Libya's central bank governor has surfaced to confirm he has been in Istanbul, but did not reveal whether he remained loyal to Muammar Gaddafi or was siding with the opposition, the Financial Times reported.
The Libyan government said on Tuesday that Finance Minister Abdulhafid Zlitni had taken over temporarily as head of the central bank because Governor Farhat Omar Bengdara was abroad. Bengdara's whereabouts had been unclear for the past two weeks.
The FT's website said Bengdara, whom it described as "the man who holds the keys to the Gaddafi regime's finances", had contacted the paper by email late on Tuesday to say that he had been informed of the move and that he had been in Turkey.

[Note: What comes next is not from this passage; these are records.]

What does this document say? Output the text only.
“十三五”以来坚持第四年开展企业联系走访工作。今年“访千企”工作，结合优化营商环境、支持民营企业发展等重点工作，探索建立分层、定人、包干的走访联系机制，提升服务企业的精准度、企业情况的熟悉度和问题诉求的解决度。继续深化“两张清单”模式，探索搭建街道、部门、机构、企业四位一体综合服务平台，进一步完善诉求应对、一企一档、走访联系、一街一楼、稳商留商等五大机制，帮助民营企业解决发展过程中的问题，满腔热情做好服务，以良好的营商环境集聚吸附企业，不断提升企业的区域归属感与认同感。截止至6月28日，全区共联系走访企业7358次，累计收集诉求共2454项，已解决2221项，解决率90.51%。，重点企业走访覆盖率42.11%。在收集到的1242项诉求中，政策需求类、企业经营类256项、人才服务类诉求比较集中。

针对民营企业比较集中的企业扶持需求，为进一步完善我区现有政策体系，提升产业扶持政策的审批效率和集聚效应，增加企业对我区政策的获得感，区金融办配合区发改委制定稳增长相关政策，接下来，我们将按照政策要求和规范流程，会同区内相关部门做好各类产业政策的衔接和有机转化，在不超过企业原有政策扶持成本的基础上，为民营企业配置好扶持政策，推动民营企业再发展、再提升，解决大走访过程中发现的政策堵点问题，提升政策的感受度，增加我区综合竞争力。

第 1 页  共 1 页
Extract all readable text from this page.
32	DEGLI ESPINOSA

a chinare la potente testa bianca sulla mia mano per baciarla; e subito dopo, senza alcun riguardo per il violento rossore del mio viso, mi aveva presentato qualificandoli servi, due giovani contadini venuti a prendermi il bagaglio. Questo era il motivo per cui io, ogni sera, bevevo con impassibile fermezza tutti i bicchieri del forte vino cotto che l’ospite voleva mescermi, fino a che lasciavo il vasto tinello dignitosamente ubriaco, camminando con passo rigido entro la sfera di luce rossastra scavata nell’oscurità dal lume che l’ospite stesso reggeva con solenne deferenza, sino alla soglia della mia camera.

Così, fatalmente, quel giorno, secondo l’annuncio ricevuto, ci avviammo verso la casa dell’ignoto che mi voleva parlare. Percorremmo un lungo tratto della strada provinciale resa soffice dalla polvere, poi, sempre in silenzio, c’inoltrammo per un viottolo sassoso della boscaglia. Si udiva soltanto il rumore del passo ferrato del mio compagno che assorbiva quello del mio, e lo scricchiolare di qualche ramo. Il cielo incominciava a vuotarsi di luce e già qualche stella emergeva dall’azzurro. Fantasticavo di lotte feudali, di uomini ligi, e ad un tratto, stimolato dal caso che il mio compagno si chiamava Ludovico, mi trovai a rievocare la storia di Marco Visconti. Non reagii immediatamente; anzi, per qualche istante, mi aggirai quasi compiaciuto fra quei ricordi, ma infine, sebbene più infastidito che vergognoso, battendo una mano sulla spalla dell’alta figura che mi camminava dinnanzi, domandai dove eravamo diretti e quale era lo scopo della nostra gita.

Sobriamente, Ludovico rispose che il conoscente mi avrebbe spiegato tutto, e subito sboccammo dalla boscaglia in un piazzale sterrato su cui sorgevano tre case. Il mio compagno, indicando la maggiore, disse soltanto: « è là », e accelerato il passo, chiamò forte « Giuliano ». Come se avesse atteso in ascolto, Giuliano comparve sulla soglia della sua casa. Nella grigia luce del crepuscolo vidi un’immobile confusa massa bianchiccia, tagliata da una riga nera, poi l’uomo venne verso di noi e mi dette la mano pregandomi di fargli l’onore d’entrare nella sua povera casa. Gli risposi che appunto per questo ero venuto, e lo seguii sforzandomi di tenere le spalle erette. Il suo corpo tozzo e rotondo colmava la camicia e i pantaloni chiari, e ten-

But he insisted that he was doing his job and was abroad because it was easier to conduct business there than in Tripoli, the FT said.
He said he would resign after the current crisis, adding that he had been working over the past two weeks to explain the central bank's position and clarify the effect of the international effort to freeze Libyan assets, the FT said.
Unicredit said a week ago that it had restored contact after a week with Bengdara, who is vice chairman of Italy's top bank in which the Libyan central bank has a stake of nearly 5 percent.
The FT said international bankers and opposition figures have been scrambling to locate Bengdara and decipher his loyalties because they assume he is one of the few officials with the authority to move funds.
The paper said Bengdara's family comes from Benghazi, the eastern city at the centre of the rebellion against Gaddafi, but added that opposition figures abroad considered him too closely tied to the regime.